Wanneer we om de interdoktervariatie te verminderen, een afkappunt voor het vaststellen van een abnormaliteit erg hoog stellen, zorgt dit wel voor een verminderde gevoeligheid van een bepaalde test. Er is nog geen samenhang gevonden tussen interdoktervariatie en een verschil in kwaliteit van de zorg. Interdoktervariatie is wel ongewenst wanneer dit ontstaat doordat het handelen volgens het huidig wetenschappelijk handelen niet optimaal is. Richtlijnen, standaarden en protocollen proberen er voor te zorgen dat er minder interdoktervariatie blijft bestaan.
Voordat je een diagnose met een patiënt gaat bespreken moet je bedenken wat de verwachtingen en de gedachten van de patiënt zelf over de klacht heeft.
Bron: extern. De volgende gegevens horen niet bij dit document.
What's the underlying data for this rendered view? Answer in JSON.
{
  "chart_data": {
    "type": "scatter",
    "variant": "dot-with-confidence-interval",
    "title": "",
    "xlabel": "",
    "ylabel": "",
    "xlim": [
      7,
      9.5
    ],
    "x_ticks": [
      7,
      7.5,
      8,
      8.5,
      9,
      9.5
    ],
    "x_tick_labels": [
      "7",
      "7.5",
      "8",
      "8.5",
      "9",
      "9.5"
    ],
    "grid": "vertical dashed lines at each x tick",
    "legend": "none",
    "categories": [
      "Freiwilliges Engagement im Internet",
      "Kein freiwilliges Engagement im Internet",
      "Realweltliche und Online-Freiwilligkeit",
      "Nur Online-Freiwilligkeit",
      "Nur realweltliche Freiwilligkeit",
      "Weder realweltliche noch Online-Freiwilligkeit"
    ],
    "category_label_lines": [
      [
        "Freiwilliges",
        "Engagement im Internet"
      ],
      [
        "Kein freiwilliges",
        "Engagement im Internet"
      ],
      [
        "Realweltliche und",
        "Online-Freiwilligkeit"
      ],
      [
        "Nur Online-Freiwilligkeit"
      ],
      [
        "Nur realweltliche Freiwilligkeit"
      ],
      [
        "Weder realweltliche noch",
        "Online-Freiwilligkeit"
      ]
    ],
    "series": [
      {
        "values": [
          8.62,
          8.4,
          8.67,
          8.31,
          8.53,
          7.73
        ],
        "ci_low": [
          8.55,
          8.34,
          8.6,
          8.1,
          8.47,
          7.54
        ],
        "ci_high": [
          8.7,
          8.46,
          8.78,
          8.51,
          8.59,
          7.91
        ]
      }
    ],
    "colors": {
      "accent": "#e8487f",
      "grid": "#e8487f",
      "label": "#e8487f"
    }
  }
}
De informatie die je gaat geven moet hierop aangesloten worden. Tijdens en na het mededelen van een diagnose moet de patiënt voldoende tijd krijgen om de informatie te verwerken. Hierna moet begonnen worden met het uitleggen wat de diagnose voor de patiënt betekend. De uitleg moet gedoseerd zijn en moet aangepast zijn aan het niveau van de patiënt zodat alle informatie goed aankomt. Hierbij kun je ook de verklarende methode gebruiken dat bestaat uit een begripsomschrijving, uitleg over de werking of bouw van een verschijnsel, en een uitleg over wat de oorzaak van de verandering bij de patiënt is.
Het goed voeren van een eerste gesprek is een basis voor de verdere hulpverlening. Hierbij moet gelet worden op de volgende punten:
Vertel de diagnose duidelijk aan het begin van het gesprek.
Stel de situatie niet rooskleuriger voor dan hij is.
Geef ruimte voor emoties.
Geef niet te veel praktische informatie.
Maak vervolgafspraken.
Zorg voor voldoende privacy en tijd.
Betrek de naaste(n) van de patiënt bij het gesprek.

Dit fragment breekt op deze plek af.